Vincent DUBOIS, sociologue et politiste, est membre du laboratoire SAGE et professeur à l’Institut d’études politiques de l’Université de Strasbourg. Membre honoraire de l’Institut universitaire de France (2007-2012), membre Florence Gould de l’Insitute for advanced study à Princeton (USA) pour l’année universitaire 2012-2013, il a reçu la médaille de bronze du CNRS en 2001. Ses recherches portent sur la sociologie et les politiques de la culture, les politiques linguistiques, le traitement public de la misère et plus généralement sur la sociologie de l’action publique. Il dirige à l’Institut d’études politiques le master mention Science politique, qui regroupe la spécialité « Politique et gestion de la culture » qu’il a créée et la spécialité « Sciences sociales du politique » dont il est responsable. Il est également vice-président de l’Université de Strasbourg délégué à la culture et codirecteur de la revue Sociétés contemporaines.

Jean-Matthieu MÉON est Docteur en science politique (Strasbourg 3, 2003). Maître de conférences à l’Université de Metz (en 2009), membre du Groupe de sociologie politique européenne et professeur à l’Institut d’études politiques de Strasbourg (en 2002).

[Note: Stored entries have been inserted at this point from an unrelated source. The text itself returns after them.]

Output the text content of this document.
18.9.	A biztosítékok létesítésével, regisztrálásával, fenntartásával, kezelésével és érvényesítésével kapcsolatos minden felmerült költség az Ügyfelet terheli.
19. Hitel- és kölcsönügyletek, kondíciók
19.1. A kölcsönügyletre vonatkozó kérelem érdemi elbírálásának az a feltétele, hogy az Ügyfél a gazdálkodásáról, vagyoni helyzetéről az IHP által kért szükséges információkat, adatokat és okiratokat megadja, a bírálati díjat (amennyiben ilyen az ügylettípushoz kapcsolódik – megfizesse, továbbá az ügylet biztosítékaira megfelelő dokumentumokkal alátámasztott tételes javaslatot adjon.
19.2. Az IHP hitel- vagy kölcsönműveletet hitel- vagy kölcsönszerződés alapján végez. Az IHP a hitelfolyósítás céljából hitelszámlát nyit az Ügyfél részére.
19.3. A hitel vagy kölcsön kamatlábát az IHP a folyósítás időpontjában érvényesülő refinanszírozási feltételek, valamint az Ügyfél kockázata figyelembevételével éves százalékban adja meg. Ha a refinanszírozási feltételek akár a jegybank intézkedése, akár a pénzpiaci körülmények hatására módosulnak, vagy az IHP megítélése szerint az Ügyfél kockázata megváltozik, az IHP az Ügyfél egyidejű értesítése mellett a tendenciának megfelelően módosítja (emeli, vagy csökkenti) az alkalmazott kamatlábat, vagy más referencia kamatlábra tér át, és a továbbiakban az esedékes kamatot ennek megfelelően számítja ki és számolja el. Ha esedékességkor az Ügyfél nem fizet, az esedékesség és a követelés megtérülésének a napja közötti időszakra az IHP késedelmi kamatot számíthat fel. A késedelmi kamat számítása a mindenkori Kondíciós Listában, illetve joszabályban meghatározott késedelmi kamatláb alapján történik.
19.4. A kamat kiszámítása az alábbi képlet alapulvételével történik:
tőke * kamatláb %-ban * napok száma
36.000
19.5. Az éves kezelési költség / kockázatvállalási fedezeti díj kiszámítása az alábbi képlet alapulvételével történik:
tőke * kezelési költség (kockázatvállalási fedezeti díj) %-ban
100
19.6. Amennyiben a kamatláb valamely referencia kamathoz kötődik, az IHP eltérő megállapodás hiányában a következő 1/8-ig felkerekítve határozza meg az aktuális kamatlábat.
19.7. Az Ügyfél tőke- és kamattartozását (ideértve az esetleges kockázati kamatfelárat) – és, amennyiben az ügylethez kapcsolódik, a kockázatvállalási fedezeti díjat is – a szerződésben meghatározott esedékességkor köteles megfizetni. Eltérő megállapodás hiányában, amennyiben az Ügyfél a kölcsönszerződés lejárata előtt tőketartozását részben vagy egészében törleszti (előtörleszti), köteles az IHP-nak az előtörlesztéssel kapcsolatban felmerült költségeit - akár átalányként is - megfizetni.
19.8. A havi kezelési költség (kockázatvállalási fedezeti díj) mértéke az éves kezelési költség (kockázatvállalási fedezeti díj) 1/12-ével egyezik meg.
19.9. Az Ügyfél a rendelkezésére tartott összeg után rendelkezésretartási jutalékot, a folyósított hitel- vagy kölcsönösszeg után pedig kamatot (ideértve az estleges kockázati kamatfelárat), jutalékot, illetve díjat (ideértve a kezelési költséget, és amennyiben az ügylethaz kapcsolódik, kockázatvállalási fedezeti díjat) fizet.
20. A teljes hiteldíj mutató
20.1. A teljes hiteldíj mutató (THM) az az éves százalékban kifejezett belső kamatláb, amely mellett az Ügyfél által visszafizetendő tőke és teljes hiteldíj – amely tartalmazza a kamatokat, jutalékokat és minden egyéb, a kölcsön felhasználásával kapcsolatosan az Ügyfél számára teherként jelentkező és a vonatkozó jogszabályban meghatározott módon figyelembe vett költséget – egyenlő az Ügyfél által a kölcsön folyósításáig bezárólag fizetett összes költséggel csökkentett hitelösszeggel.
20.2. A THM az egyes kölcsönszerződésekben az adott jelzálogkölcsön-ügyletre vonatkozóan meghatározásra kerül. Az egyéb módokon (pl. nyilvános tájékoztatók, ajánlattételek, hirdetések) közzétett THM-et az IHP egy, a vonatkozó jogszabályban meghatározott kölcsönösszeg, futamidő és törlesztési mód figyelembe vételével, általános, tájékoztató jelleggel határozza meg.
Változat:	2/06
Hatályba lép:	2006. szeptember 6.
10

Emmanuel PIERRU est docteur en science politique (Amiens, 2003). – Sociologue, chargé de recherche au CNRS et membre du Centre de recherches administratives politiques et sociales (CERAPS), Université de Lille II. Ses domaines de recherche portent sur la sociologie politique du chômage, et de la précarité, les mouvements sociaux, ainsi que sur la sociologie des pratiques culturelles.